Latent Dirichlet Allocation (LDA) model for Microblogs (Twitter, weibo etc.)

Primary LanguageJava

Twitter-LDA

/*

  • Copyright (C) 2012 by
  • SMU Text Mining Group
  • Singapore Management University
  • TwitterLDA is distributed for research purpose, but
  • WITHOUT ANY WARRANTY; without even the implied warranty of
  • MERCHANTABILITY or FITNESS FOR A PARTICULAR PURPOSE.
  • The original paper is as follows:
  • Wayne Xin Zhao, Jing Jiang et al., Comparing Twitter and traditional media using topic models.
  • ECIR'11. (http://link.springer.com/chapter/10.1007%2F978-3-642-20161-5_34)
  • Note that the package here is not developed by the authors
  • in the paper, nor used in the original papers.

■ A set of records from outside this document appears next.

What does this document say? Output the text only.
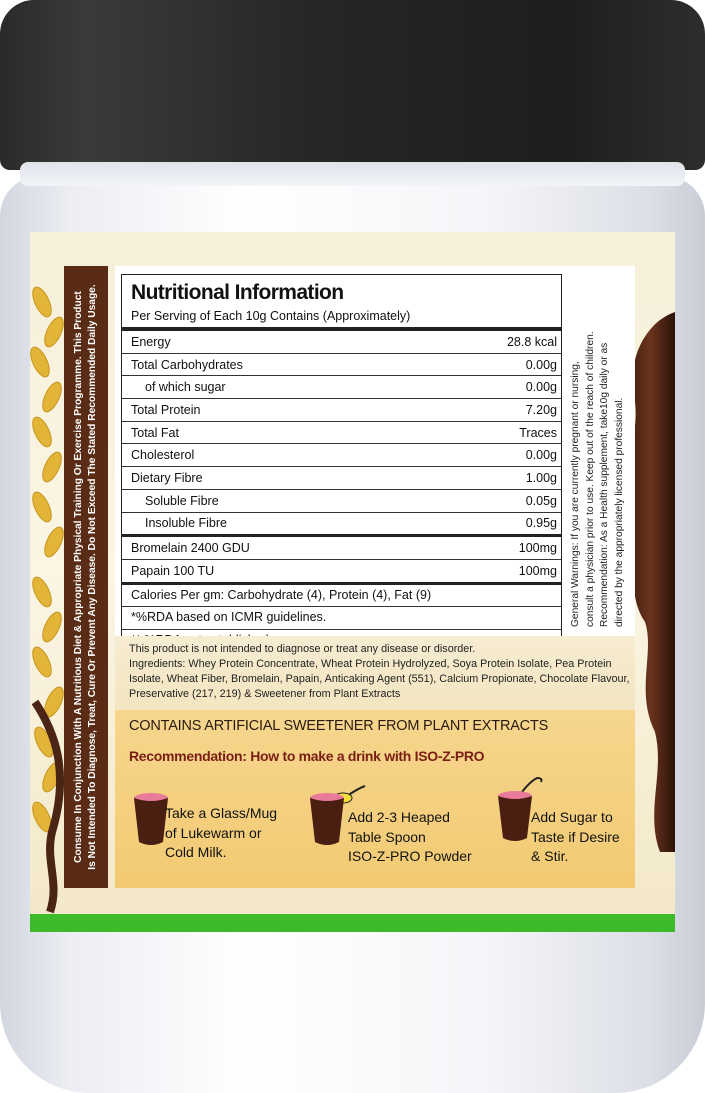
Consume In Conjunction With A Nutritious Diet & Appropriate Physical Training Or Exercise Programme. This Product Is Not Intended To Diagnose, Treat, Cure Or Prevent Any Disease. Do Not Exceed The Stated Recommended Daily Usage.	Nutritional Information
Per Serving of Each 10g Contains (Approximately)
Energy	28.8 kcal
Total Carbohydrates	0.00g
of which sugar	0.00g
Total Protein	7.20g
Total Fat	Traces
Cholesterol	0.00g
Dietary Fibre	1.00g
Soluble Fibre	0.05g
Insoluble Fibre	0.95g
Bromelain 2400 GDU	100mg
Papain 100 TU	100mg
Calories Per gm: Carbohydrate (4), Protein (4), Fat (9)
*%RDA based on ICMR guidelines.	General Warnings: If you are currently pregnant or nursing, consult a physician prior to use. Keep out of the reach of children. Recommendation: As a Health supplement, take10g daily or as directed by the appropriately licensed professional.
This product is not intended to diagnose or treat any disease or disorder.
Ingredients: Whey Protein Concentrate, Wheat Protein Hydrolyzed, Soya Protein Isolate, Pea Protein Isolate, Wheat Fiber, Bromelain, Papain, Anticaking Agent (551), Calcium Propionate, Chocolate Flavour, Preservative (217, 219) & Sweetener from Plant Extracts
CONTAINS ARTIFICIAL SWEETENER FROM PLANT EXTRACTS
Recommendation: How to make a drink with ISO-Z-PRO
Take a Glass/Mug
of Lukewarm or
Cold Milk.
Add 2-3 Heaped
Table Spoon
ISO-Z-PRO Powder
Add Sugar to
Taste if Desire
& Stir.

It's an implementation
  • based on the paper, where most of the work is done by qiming.diao.2010@smu.edu.sg.
  • Feel free to contact the following people if you find any
  • problems in the package.
  • minghui.qiu.2010@smu.edu.sg

*/

Brief introduction:

Latent Dirichlet Allocation (LDA) has been widely used in textual analysis. The original LDA is used to find hidden "topics" in the documents, where a topic is a subject like "arts" or "education" that is discussed in the documents. The original setting in LDA, where each word has a topic label, may not work well with Twitter as tweets are short and a single tweet is more likely to talk about one topic. Hence, Twitter-LDA (T-LDA) has been proposed to address this issue. T-LDA also addresses the noisy nature of tweets, where it captures background words in tweets. As experiments in [7] have shown that T-LDA could capture more meaningful topics than LDA in Microblogs.

Data format:

  1. Under /data/ folder you'll find three subfolders "Data4Model", "ModelRes" and "Tokens".

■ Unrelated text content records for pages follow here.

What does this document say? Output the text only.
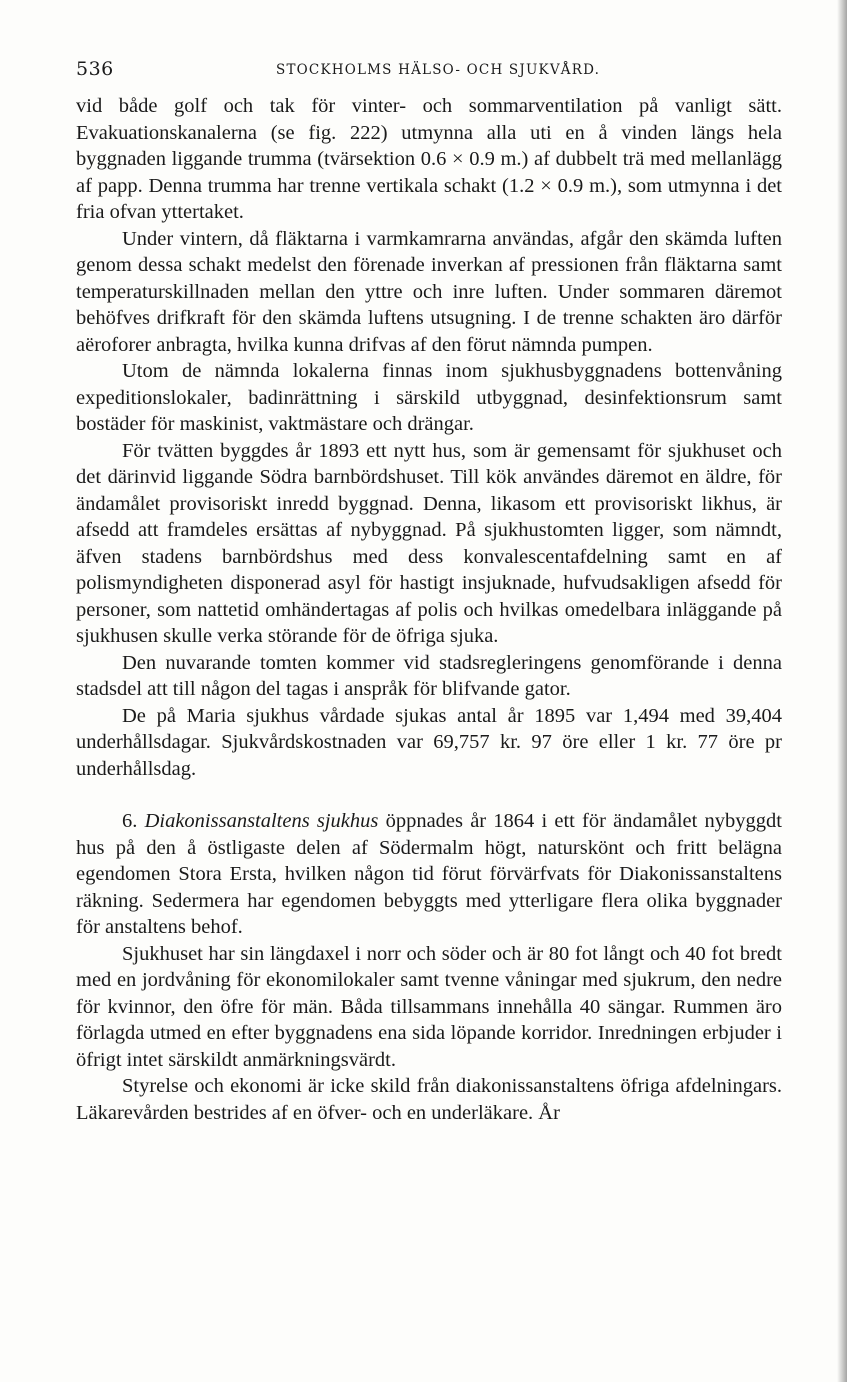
536	STOCKHOLMS HÄLSO- OCH SJUKVÅRD.

vid både golf och tak för vinter- och sommarventilation på vanligt sätt. Evakuationskanalerna (se fig. 222) utmynna alla uti en å vinden längs hela byggnaden liggande trumma (tvärsektion 0.6 × 0.9 m.) af dubbelt trä med mellanlägg af papp. Denna trumma har trenne vertikala schakt (1.2 × 0.9 m.), som utmynna i det fria ofvan yttertaket.

Under vintern, då fläktarna i varmkamrarna användas, afgår den skämda luften genom dessa schakt medelst den förenade inverkan af pressionen från fläktarna samt temperaturskillnaden mellan den yttre och inre luften. Under sommaren däremot behöfves drifkraft för den skämda luftens utsugning. I de trenne schakten äro därför aëroforer anbragta, hvilka kunna drifvas af den förut nämnda pumpen.

Utom de nämnda lokalerna finnas inom sjukhusbyggnadens bottenvåning expeditionslokaler, badinrättning i särskild utbyggnad, desinfektionsrum samt bostäder för maskinist, vaktmästare och drängar.

För tvätten byggdes år 1893 ett nytt hus, som är gemensamt för sjukhuset och det därinvid liggande Södra barnbördshuset. Till kök användes däremot en äldre, för ändamålet provisoriskt inredd byggnad. Denna, likasom ett provisoriskt likhus, är afsedd att framdeles ersättas af nybyggnad. På sjukhustomten ligger, som nämndt, äfven stadens barnbördshus med dess konvalescentafdelning samt en af polismyndigheten disponerad asyl för hastigt insjuknade, hufvudsakligen afsedd för personer, som nattetid omhändertagas af polis och hvilkas omedelbara inläggande på sjukhusen skulle verka störande för de öfriga sjuka.

Den nuvarande tomten kommer vid stadsregleringens genomförande i denna stadsdel att till någon del tagas i anspråk för blifvande gator.

De på Maria sjukhus vårdade sjukas antal år 1895 var 1,494 med 39,404 underhållsdagar. Sjukvårdskostnaden var 69,757 kr. 97 öre eller 1 kr. 77 öre pr underhållsdag.

6. Diakonissanstaltens sjukhus öppnades år 1864 i ett för ändamålet nybyggdt hus på den å östligaste delen af Södermalm högt, naturskönt och fritt belägna egendomen Stora Ersta, hvilken någon tid förut förvärfvats för Diakonissanstaltens räkning. Sedermera har egendomen bebyggts med ytterligare flera olika byggnader för anstaltens behof.

Sjukhuset har sin längdaxel i norr och söder och är 80 fot långt och 40 fot bredt med en jordvåning för ekonomilokaler samt tvenne våningar med sjukrum, den nedre för kvinnor, den öfre för män. Båda tillsammans innehålla 40 sängar. Rummen äro förlagda utmed en efter byggnadens ena sida löpande korridor. Inredningen erbjuder i öfrigt intet särskildt anmärkningsvärdt.

Styrelse och ekonomi är icke skild från diakonissanstaltens öfriga afdelningars. Läkarevården bestrides af en öfver- och en underläkare. År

  2. The data sets are tokenized and results are saved in "Tokens". The data are further processed for applying the model (Twitter-LDA), the resulting files are in "Data4Model". The model results are in "ModelRes" and the model parameter settings are in texts formatted as "modelParaemters-*.txt".

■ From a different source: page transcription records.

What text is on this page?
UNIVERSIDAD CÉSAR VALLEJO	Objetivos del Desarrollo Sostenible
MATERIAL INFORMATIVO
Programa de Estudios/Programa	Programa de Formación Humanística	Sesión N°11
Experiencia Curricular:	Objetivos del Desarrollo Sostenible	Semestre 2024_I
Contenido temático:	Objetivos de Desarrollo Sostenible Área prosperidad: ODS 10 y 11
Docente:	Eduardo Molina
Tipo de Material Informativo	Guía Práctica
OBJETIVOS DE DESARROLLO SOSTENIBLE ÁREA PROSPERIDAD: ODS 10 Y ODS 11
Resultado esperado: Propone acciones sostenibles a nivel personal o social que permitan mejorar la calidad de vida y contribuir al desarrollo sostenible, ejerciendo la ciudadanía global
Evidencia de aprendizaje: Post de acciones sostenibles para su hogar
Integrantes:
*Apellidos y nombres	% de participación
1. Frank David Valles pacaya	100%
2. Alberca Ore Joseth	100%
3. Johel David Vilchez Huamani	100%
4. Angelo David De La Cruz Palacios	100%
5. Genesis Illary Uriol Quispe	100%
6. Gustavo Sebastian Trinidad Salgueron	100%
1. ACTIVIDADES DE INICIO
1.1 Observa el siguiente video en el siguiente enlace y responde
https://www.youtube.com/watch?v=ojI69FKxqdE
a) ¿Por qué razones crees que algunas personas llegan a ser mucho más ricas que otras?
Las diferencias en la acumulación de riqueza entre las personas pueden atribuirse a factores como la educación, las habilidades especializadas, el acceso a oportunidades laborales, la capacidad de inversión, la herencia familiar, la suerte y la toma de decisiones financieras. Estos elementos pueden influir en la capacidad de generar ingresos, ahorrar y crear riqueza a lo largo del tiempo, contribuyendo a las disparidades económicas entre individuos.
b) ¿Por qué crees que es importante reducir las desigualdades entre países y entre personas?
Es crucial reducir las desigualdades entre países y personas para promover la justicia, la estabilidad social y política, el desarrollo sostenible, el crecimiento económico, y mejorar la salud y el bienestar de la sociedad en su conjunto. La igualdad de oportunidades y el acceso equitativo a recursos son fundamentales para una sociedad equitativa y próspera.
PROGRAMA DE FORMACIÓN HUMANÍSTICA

  3. The model results are in the following format:

    3.1 Folder "TextWithLabel": this folder contains files with labeled results. Each file contains a set of posts correspond to the input file. Each line is post with labeled topic id, e.g: 2011-09-01: z=156: beijing/156 olympic/156 opens/false. This means the post is with topic 156 (z = 156), it contains three terms, where "beijing" and "olympic" are with topic 156, "opens" is labeled as a background term (a term that is popular in many posts, similar to stop words);

    3.2 BackgroundWordsDistribution.txt: this file list top ranked background words;

    3.3 TopicCountsOnUsers.txt: this file contains N * T matrix, N is total number of input files (users), T is total number of topic, each element corresponds to number of times the user mentioned the topic;

    3.4 TopicsDistributionOnUsers.txt: The format is the same with the above file, but each line is a topic distribution of the user.